EMCECS / ecs-sync

ecs-sync is a bulk copy utility that can move data between various systems in parallel
Apache License 2.0
61 stars 22 forks source link

Duplicates in source-list-file cause confusing errors in UI #18

Closed twincitiesguy closed 6 years ago

twincitiesguy commented 7 years ago

During a migration, a user encountered errors and skipped objects, but saw no errors in the errors report nor in the database. This caused confusion and reduced confidence that all data was transferred.

In this particular case, there were duplicate entries in the source list file, which caused some objects to be skipped (that were already copied in the same job). The UI reports on every line of the list file (including duplicates), whereas the DB only tracks unique objects. This explains the discrepancy between the UI and the database and is expected.
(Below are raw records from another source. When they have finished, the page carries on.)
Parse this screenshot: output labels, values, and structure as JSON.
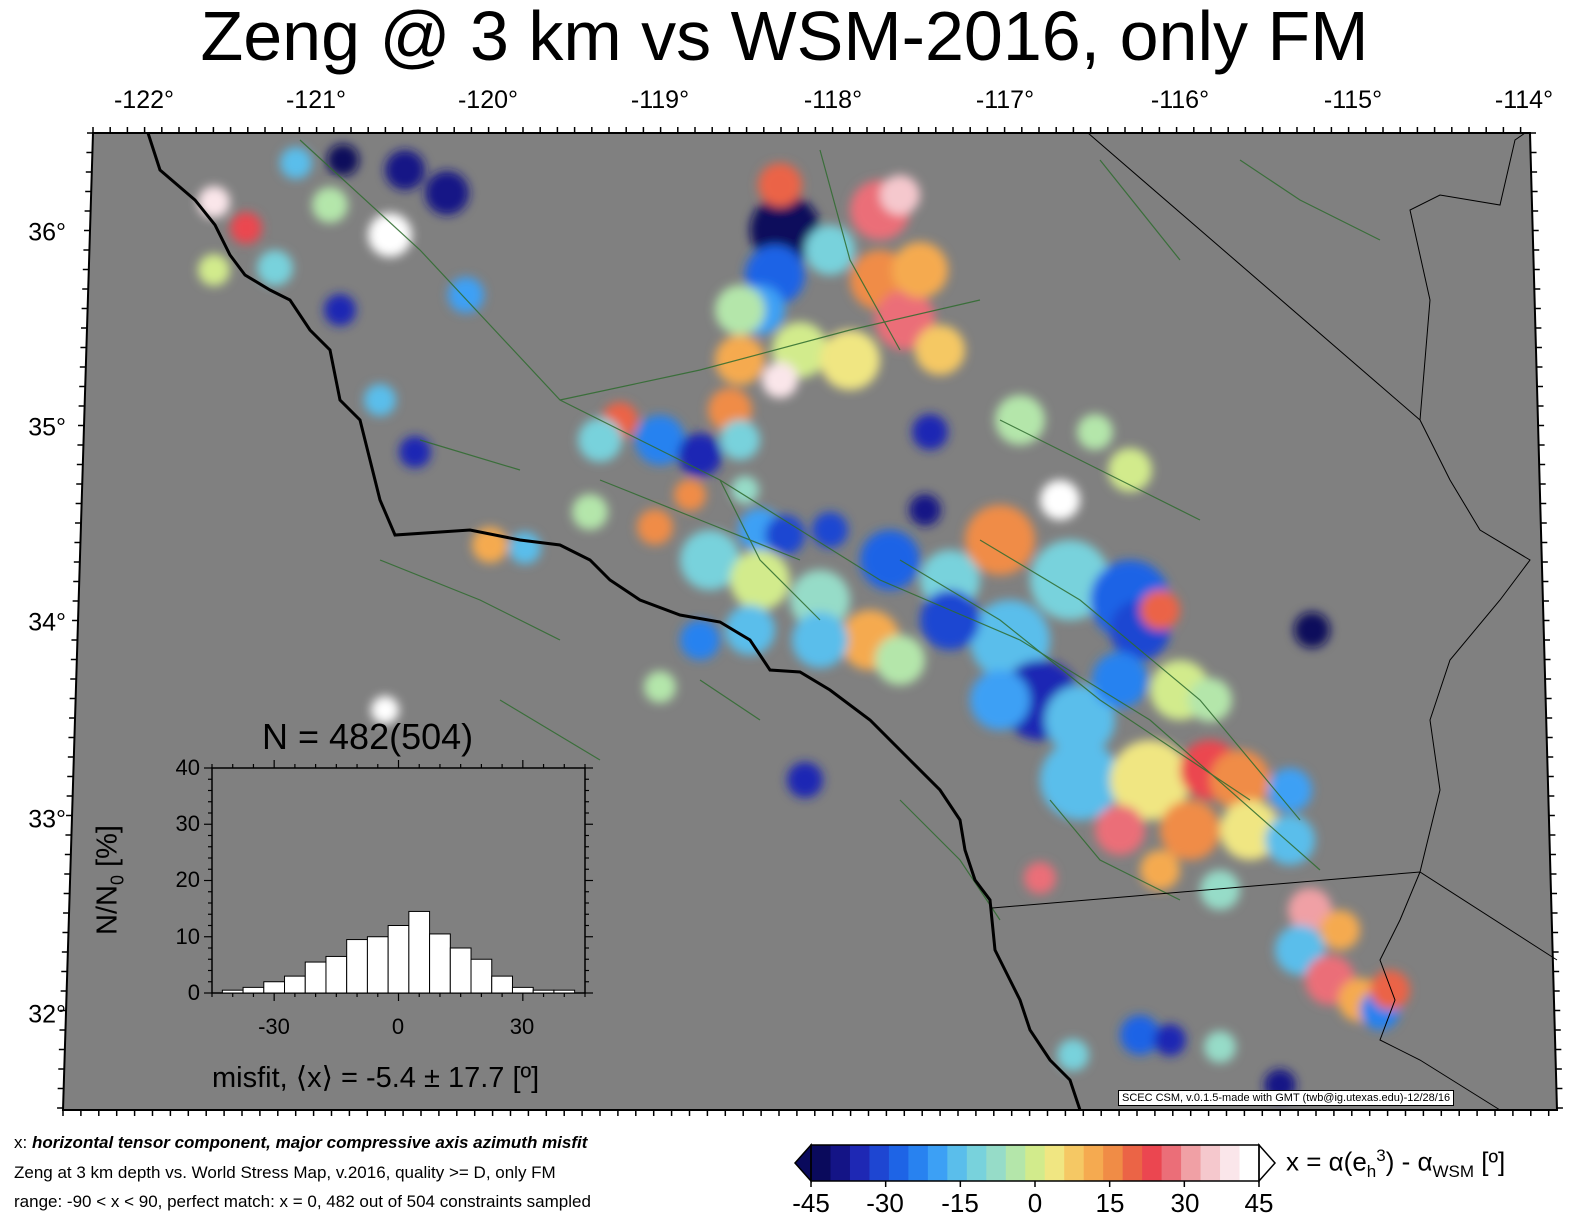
{
  "title": "Zeng @ 3 km vs WSM-2016, only FM",
  "lon_ticks": [
    "-122°",
    "-121°",
    "-120°",
    "-119°",
    "-118°",
    "-117°",
    "-116°",
    "-115°",
    "-114°"
  ],
  "lat_ticks": [
    "36°",
    "35°",
    "34°",
    "33°",
    "32°"
  ],
  "colors": {
    "ocean_land": "#808080",
    "coastline": "#000000",
    "faults": "#2e6b2e"
  },
  "credit": "SCEC CSM, v.0.1.5-made with GMT (twb@ig.utexas.edu)-12/28/16",
  "histogram": {
    "n_label": "N = 482(504)",
    "y_label": "N/N0 [%]",
    "y_ticks": [
      "40",
      "30",
      "20",
      "10",
      "0"
    ],
    "x_ticks": [
      "-30",
      "0",
      "30"
    ],
    "x_label": "misfit, ⟨x⟩ = -5.4 ± 17.7 [º]",
    "bin_percent": [
      0.5,
      1,
      2,
      3,
      5.5,
      6.5,
      9.5,
      10,
      12,
      14.5,
      10.5,
      8,
      6,
      3,
      1,
      0.5,
      0.5
    ],
    "xlim": [
      -45,
      45
    ],
    "ylim": [
      0,
      40
    ]
  },
  "caption": {
    "line1_prefix": "x: ",
    "line1_bold": "horizontal tensor component, major compressive axis azimuth misfit",
    "line2": "Zeng at 3 km depth vs.  World Stress Map, v.2016, quality >= D, only FM",
    "line3": "range: -90 < x < 90, perfect match: x = 0, 482 out of 504 constraints sampled"
  },
  "colorbar": {
    "ticks": [
      "-45",
      "-30",
      "-15",
      "0",
      "15",
      "30",
      "45"
    ],
    "label": "x = α(eh3) - αWSM [º]",
    "label_parts": {
      "a": "x = α(e",
      "sub1": "h",
      "sup": "3",
      "b": ") - α",
      "sub2": "WSM",
      "c": " [º]"
    },
    "colors": [
      "#0a0a5c",
      "#141486",
      "#1e28b4",
      "#1e46d2",
      "#1e64e6",
      "#2882f0",
      "#3ca0f5",
      "#5abeeb",
      "#78d2dc",
      "#96dcc8",
      "#b4e6aa",
      "#d2eb8c",
      "#f0e682",
      "#f5c864",
      "#f5aa50",
      "#f08c46",
      "#eb6446",
      "#eb4650",
      "#eb6e78",
      "#f0a0a5",
      "#f5c8cd",
      "#fae6ea",
      "#ffffff"
    ]
  }
}
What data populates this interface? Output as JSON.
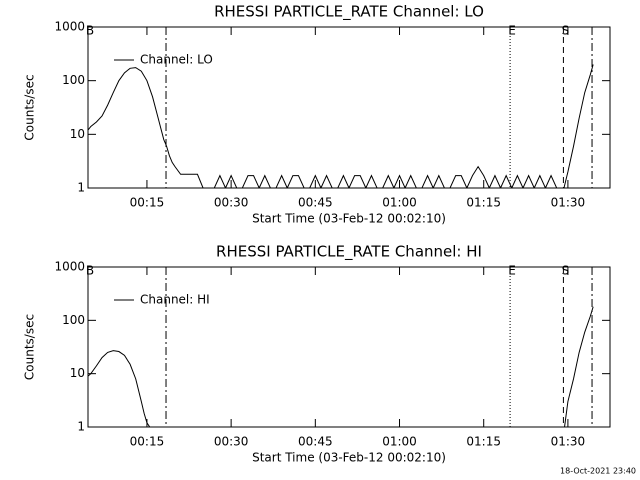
{
  "chart_data": [
    {
      "type": "line",
      "title": "RHESSI PARTICLE_RATE Channel: LO",
      "xlabel": "Start Time (03-Feb-12 00:02:10)",
      "ylabel": "Counts/sec",
      "yscale": "log",
      "legend": "upper left",
      "x": [
        4.5,
        5,
        6,
        7,
        8,
        9,
        10,
        11,
        12,
        13,
        14,
        15,
        16,
        17,
        18,
        18.5,
        19,
        19.5,
        20,
        21,
        22,
        23,
        24,
        25,
        26,
        27,
        28,
        29,
        30,
        31,
        32,
        33,
        34,
        35,
        36,
        37,
        38,
        39,
        40,
        41,
        42,
        43,
        44,
        45,
        46,
        47,
        48,
        49,
        50,
        51,
        52,
        53,
        54,
        55,
        56,
        57,
        58,
        59,
        60,
        61,
        62,
        63,
        64,
        65,
        66,
        67,
        68,
        69,
        70,
        71,
        72,
        73,
        74,
        75,
        76,
        77,
        78,
        79,
        80,
        81,
        82,
        83,
        84,
        85,
        86,
        87,
        88,
        88.5,
        89.3,
        90,
        91,
        92,
        93,
        94,
        94.5
      ],
      "series": [
        {
          "name": "Channel: LO",
          "color": "#000000",
          "values": [
            12,
            14,
            17,
            22,
            35,
            60,
            100,
            140,
            170,
            175,
            150,
            100,
            50,
            20,
            8,
            6,
            4,
            3,
            2.5,
            1.8,
            1.8,
            1.8,
            1.8,
            1,
            1,
            1,
            1.7,
            1,
            1.7,
            1,
            1,
            1.7,
            1.7,
            1,
            1.7,
            1,
            1,
            1.7,
            1,
            1.7,
            1.7,
            1,
            1,
            1.7,
            1,
            1.7,
            1,
            1,
            1.7,
            1,
            1.7,
            1.7,
            1,
            1.7,
            1,
            1,
            1.7,
            1,
            1.7,
            1,
            1.7,
            1,
            1,
            1.7,
            1,
            1.7,
            1,
            1,
            1.7,
            1.7,
            1,
            1.7,
            2.5,
            1.7,
            1,
            1.7,
            1,
            1.7,
            1,
            1.7,
            1,
            1.7,
            1,
            1.7,
            1,
            1.7,
            1,
            null,
            1,
            2,
            6,
            20,
            60,
            130,
            200
          ]
        }
      ],
      "xlim": [
        4.5,
        97.5
      ],
      "ylim": [
        1,
        1000
      ],
      "yticks": [
        1,
        10,
        100,
        1000
      ],
      "xticks": [
        {
          "value": 15,
          "label": "00:15"
        },
        {
          "value": 30,
          "label": "00:30"
        },
        {
          "value": 45,
          "label": "00:45"
        },
        {
          "value": 60,
          "label": "01:00"
        },
        {
          "value": 75,
          "label": "01:15"
        },
        {
          "value": 90,
          "label": "01:30"
        }
      ],
      "markers": [
        {
          "x": 4.5,
          "label": "B"
        },
        {
          "x": 18.4,
          "style": "dashdot"
        },
        {
          "x": 79.7,
          "style": "dotted",
          "label": "E"
        },
        {
          "x": 89.2,
          "style": "dashed",
          "label": "S"
        },
        {
          "x": 94.3,
          "style": "dashdot"
        }
      ]
    },
    {
      "type": "line",
      "title": "RHESSI PARTICLE_RATE Channel: HI",
      "xlabel": "Start Time (03-Feb-12 00:02:10)",
      "ylabel": "Counts/sec",
      "yscale": "log",
      "legend": "upper left",
      "x": [
        4.5,
        5,
        6,
        7,
        8,
        9,
        10,
        11,
        12,
        13,
        14,
        14.5,
        15,
        15.5,
        50,
        89.4,
        90,
        91,
        92,
        93,
        94,
        94.5
      ],
      "series": [
        {
          "name": "Channel: HI",
          "color": "#000000",
          "values": [
            9,
            10,
            14,
            20,
            25,
            27,
            26,
            22,
            15,
            8,
            3,
            1.8,
            1.2,
            1,
            null,
            1,
            3,
            8,
            25,
            60,
            120,
            180
          ]
        }
      ],
      "xlim": [
        4.5,
        97.5
      ],
      "ylim": [
        1,
        1000
      ],
      "yticks": [
        1,
        10,
        100,
        1000
      ],
      "xticks": [
        {
          "value": 15,
          "label": "00:15"
        },
        {
          "value": 30,
          "label": "00:30"
        },
        {
          "value": 45,
          "label": "00:45"
        },
        {
          "value": 60,
          "label": "01:00"
        },
        {
          "value": 75,
          "label": "01:15"
        },
        {
          "value": 90,
          "label": "01:30"
        }
      ],
      "markers": [
        {
          "x": 4.5,
          "label": "B"
        },
        {
          "x": 18.4,
          "style": "dashdot"
        },
        {
          "x": 79.7,
          "style": "dotted",
          "label": "E"
        },
        {
          "x": 89.2,
          "style": "dashed",
          "label": "S"
        },
        {
          "x": 94.3,
          "style": "dashdot"
        }
      ]
    }
  ],
  "footer": "18-Oct-2021 23:40"
}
However, errors are not expected in this case. It turns out there is a race condition where two threads try to insert a record into the DB at exactly the same time. In that situation, one thread will fail, while the other will succeed. The winning thread copies the data and records its results in the database, while the losing thread does not. That's why no errors appear in the DB. However, the net result is that those objects were copied successfully.

This bug is to address the race condition and eliminate the errors. Duplicate entries in the source list will still cause skipped objects, but this is expected behavior and will be added to the troubleshooting guide.

twincitiesguy commented 6 years ago

Added locking around source identifier in the database service, so that no two threads can process the same source id at the same time.

twincitiesguy commented 6 years ago

Fixed in 3.2.4